Some point after recovering my hair I came to think. Growing my hair back didn’t change me, it didn’t make people like me more, it actually did nothing. Of course it made me feel better about my image, but only me. Suddenly it didn’t mean that much. I should probably have told you, that before alopecia, I was the most introvert person in the world. I was shy, I was afraid of talking to people I didn’t know, I even considered talking to people I knew! By the time I finished high school and after the 5 ‘numb’ years of my life, I can safely say that I was the most popular kid in school. Even with the hat, even with alopecia. Actually, not ‘even with alopecia’, because of alopecia! I could then see clearly, it helped me open up like I never dreamed of, it help me grow into a fine young man that I always aspired of being, it helped me live my life without the fears that were haunting me, it helped me be as I wanted to be. During alopecia, I have tried scuba diving, hiking, skiing, windsurfing, camping in the wilds, all things I would have never done if it wasn’t for something to push me into becoming a social, fun, intelligent, aware, caring and a high self-esteemed human being.
During the last year part of my hair has fallen again, but I genuinely do not care! I get out of my house with the same alopecia patterns showing on my shaved head but I do not wear a hat anymore, I accepted that my hair is not there anymore. I know the reason, even if I like to blame it on army stress and afterwards university stress. I know that the fear that something as superficial as my hair could fall off again got to me. I also know that when I face bigger problems in my life and stop caring about poor alopecia my hair will not ‘feel the need’ to fall ever again. So, thank you alopecia, for curing me mentally and helping my way though the journey of life because alopecia, fellow reader, is my ride and it is a damn fine one.
Embrace alopecia as a part of yourself, see it as who you are and let others see the way you feel. I also strongly recommend getting rid of any hat or other things you use to cover your head, as soon as you feel like it. Don’t over think it, the more you hide your problems, the more you hide yourselves. I’m not saying that it’s easy, every good thing comes at a price, and this one’s worth fighting for, you only need some time to realise it.
Do not procrastinate; face your ‘problem’.
Have your family above all, your friends and yourselves.
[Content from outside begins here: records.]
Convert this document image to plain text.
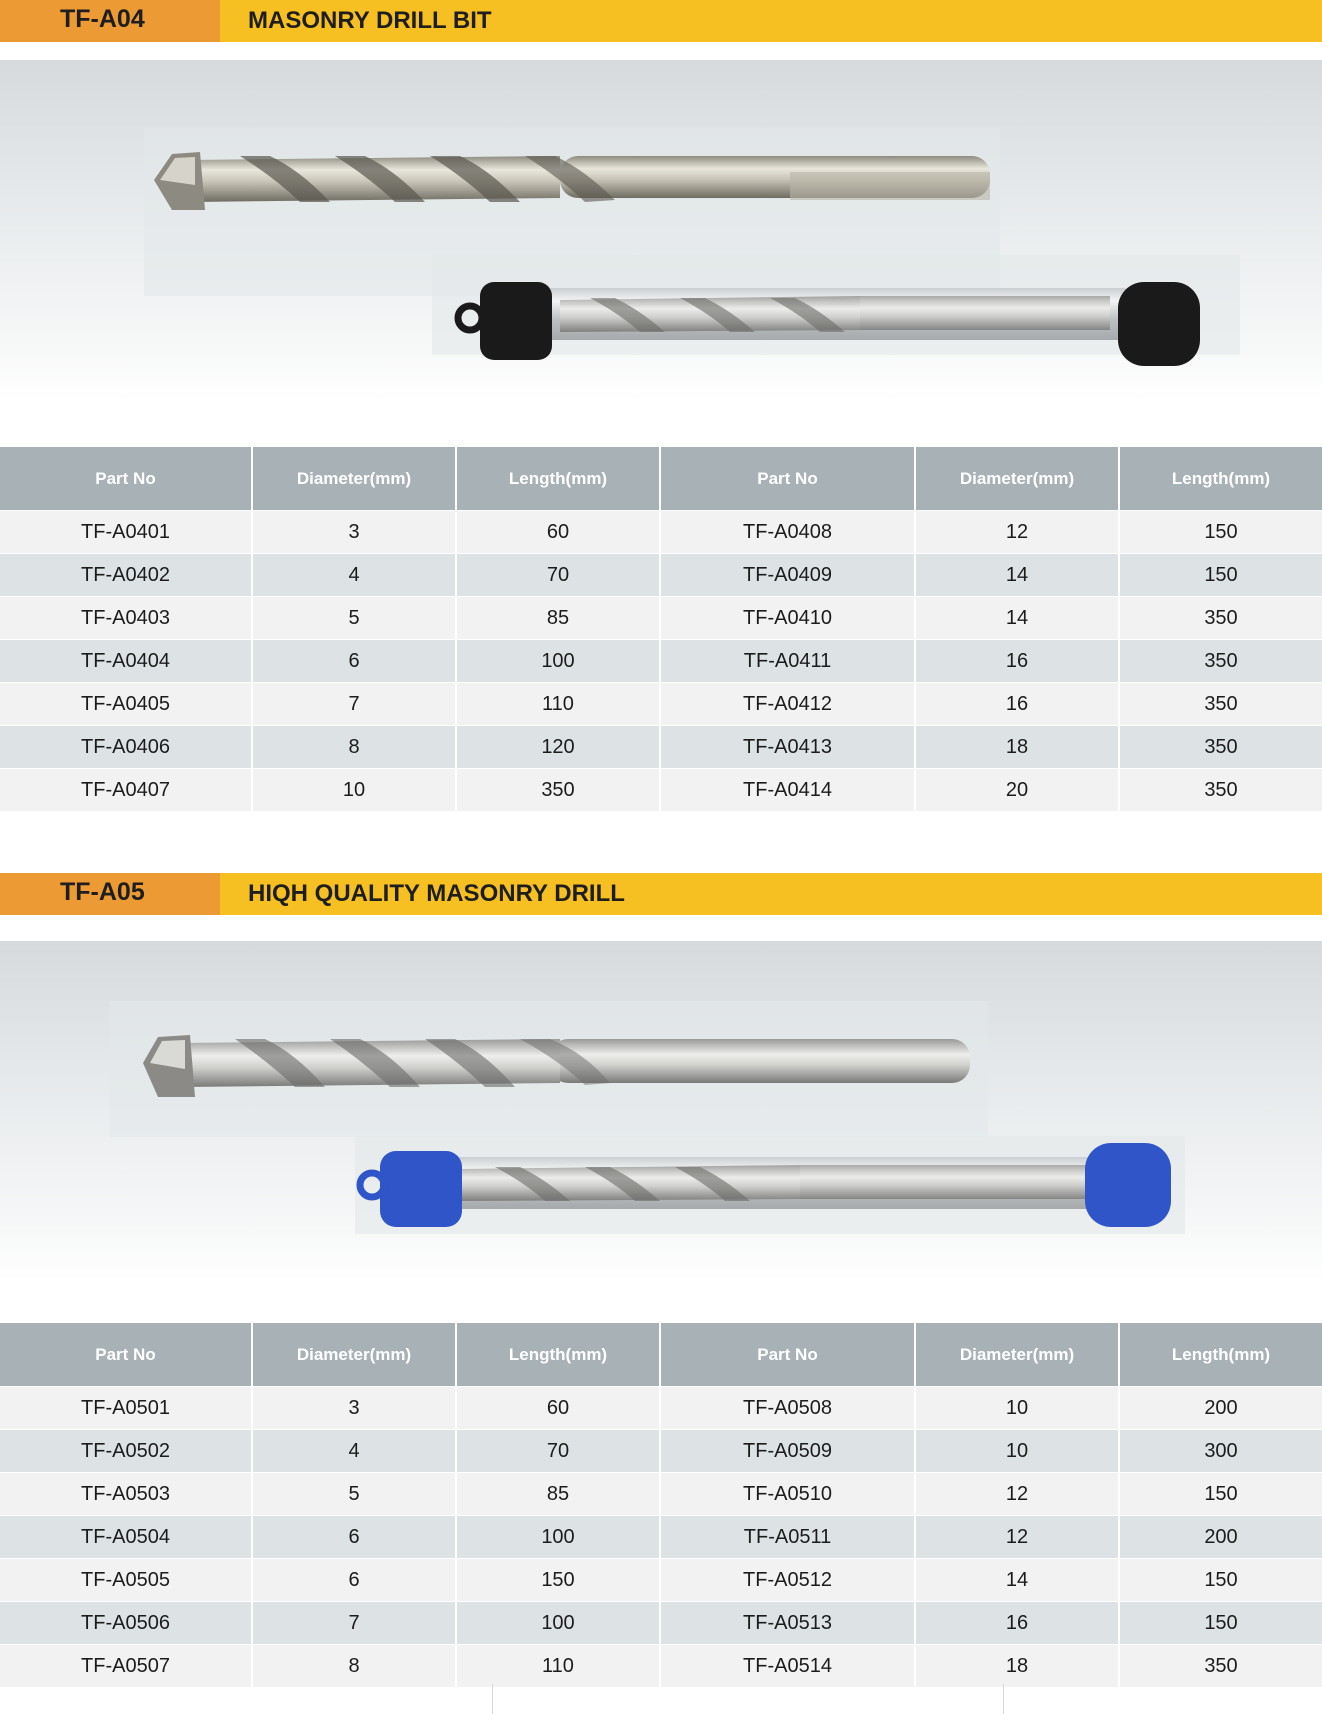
TF-A04	MASONRY DRILL BIT
Part No	Diameter(mm)	Length(mm)	Part No	Diameter(mm)	Length(mm)
TF-A0401	3	60	TF-A0408	12	150
TF-A0402	4	70	TF-A0409	14	150
TF-A0403	5	85	TF-A0410	14	350
TF-A0404	6	100	TF-A0411	16	350
TF-A0405	7	110	TF-A0412	16	350
TF-A0406	8	120	TF-A0413	18	350
TF-A0407	10	350	TF-A0414	20	350
TF-A05	HIQH QUALITY MASONRY DRILL
Part No	Diameter(mm)	Length(mm)	Part No	Diameter(mm)	Length(mm)
TF-A0501	3	60	TF-A0508	10	200
TF-A0502	4	70	TF-A0509	10	300
TF-A0503	5	85	TF-A0510	12	150
TF-A0504	6	100	TF-A0511	12	200
TF-A0505	6	150	TF-A0512	14	150
TF-A0506	7	100	TF-A0513	16	150
TF-A0507	8	110	TF-A0514	18	350
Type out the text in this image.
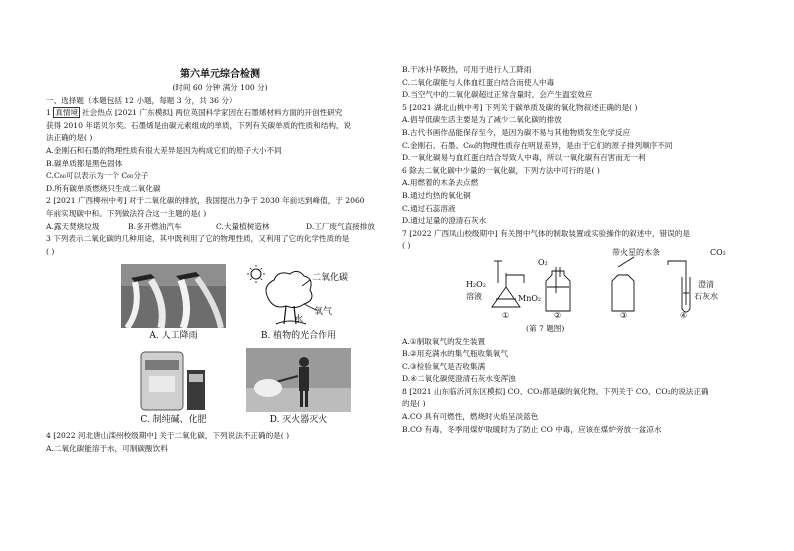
第六单元综合检测
(时间 60 分钟 满分 100 分)
一、选择题（本题包括 12 小题，每题 3 分，共 36 分）
1 真情境 社会热点 [2021 广东模拟] 两位英国科学家因在石墨烯材料方面的开创性研究
获得 2010 年诺贝尔奖。石墨烯是由碳元素组成的单质，下列有关碳单质的性质和结构，说
法正确的是( )
A.金刚石和石墨的物理性质有很大差异是因为构成它们的原子大小不同
B.碳单质都是黑色固体
C.C₆₀可以表示为一个 C₆₀分子
D.所有碳单质燃烧只生成二氧化碳
2 [2021 广西柳州中考] 对于二氧化碳的排放，我国提出力争于 2030 年前达到峰值，于 2060
年前实现碳中和。下列做法符合这一主题的是( )
A.露天焚烧垃圾	B.多开燃油汽车	C.大量植树造林	D.工厂废气直接排放
3 下列表示二氧化碳的几种用途，其中既利用了它的物理性质，又利用了它的化学性质的是
( )
A. 人工降雨
二氧化碳
水
氧气
B. 植物的光合作用
C. 制纯碱、化肥	D. 灭火器灭火
4 [2022 河北唐山滦州校级期中] 关于二氧化碳，下列说法不正确的是( )
A.二氧化碳能溶于水，可制碳酸饮料
B.干冰升华吸热，可用于进行人工降雨
C.二氧化碳能与人体血红蛋白结合而使人中毒
D.当空气中的二氧化碳超过正常含量时，会产生温室效应
5 [2021 湖北山桃中考] 下列关于碳单质及碳的氧化物叙述正确的是( )
A.倡导低碳生活主要是为了减少二氧化碳的排放
B.古代书画作品能保存至今，是因为碳不易与其他物质发生化学反应
C.金刚石、石墨、C₆₀的物理性质存在明显差异，是由于它们的原子排列顺序不同
D.一氧化碳易与血红蛋白结合导致人中毒，所以一氧化碳有百害而无一利
6 除去二氧化碳中少量的一氧化碳，下列方法中可行的是( )
A.用燃着的木条去点燃
B.通过灼热的氧化铜
C.通过石蕊溶液
D.通过足量的澄清石灰水
7 [2022 广西凤山校级期中] 有关图中气体的制取装置或实验操作的叙述中，错误的是
( )
H₂O₂
溶液	MnO₂
O₂
带火星的木条	CO₂
澄清
石灰水
①	②	③	④
(第 7 题图)
A.①制取氧气的发生装置
B.②用充满水的集气瓶收集氧气
C.③检验氧气是否收集满
D.④二氧化碳使澄清石灰水变浑浊
8 [2021 山东临沂河东区模拟] CO、CO₂都是碳的氧化物。下列关于 CO、CO₂的说法正确
的是( )
A.CO 具有可燃性，燃烧时火焰呈淡蓝色
B.CO 有毒，冬季用煤炉取暖时为了防止 CO 中毒，应该在煤炉旁放一盆凉水
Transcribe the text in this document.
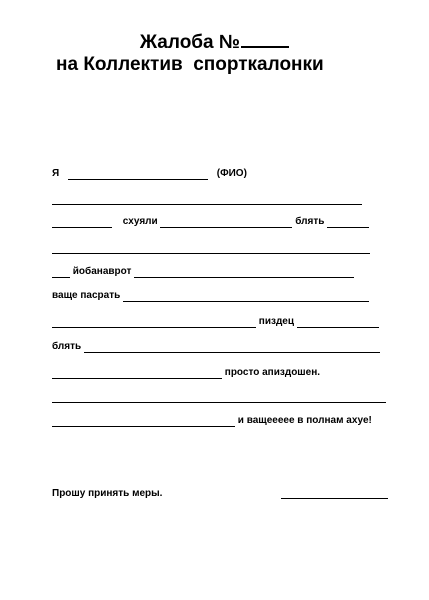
Жалоба №
на Коллектив  спорткалонки
Я	(ФИО)
схуяли	блять
йобанаврот
ваще пасрать
пиздец
блять
просто апиздошен.
и ващеееее в полнам ахуе!
Прошу принять меры.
We are different, be happy about it!
Hey Aimee, yes I'll have to agree with you! It is kind of a more personal dealing with it and maybe targeted more to men. For me it was just a relief taking the hat off, but it was sure not easy to do. I couldn't agree more about the last thing you stated :). It is a part of us and it requires a great deal realising that! Especially talking about it with other people who are in the same situation makes it so much easier to cope with, and I'm only realising that now, so thank you for commenting! :) I hope you're coping well with it as well, even through the bad days! Because we are 'allowed' to have more than other people, but I think it's the thing making us having less after all. :)
I think it's brilliant that you had the chance and the wisdom to consider whether getting your hair back changed everything. I'm still in my first year of serious hair loss, so I'm very much still figuring it out, but for me feeling "normal" does seem to mean feeling OK to bare my head, even if that means I look, well, definitely not normal as a woman. I know that when it comes to my happiness in life what is on my head is pretty much irrelevant, and it seems you have seen the same thing for your life.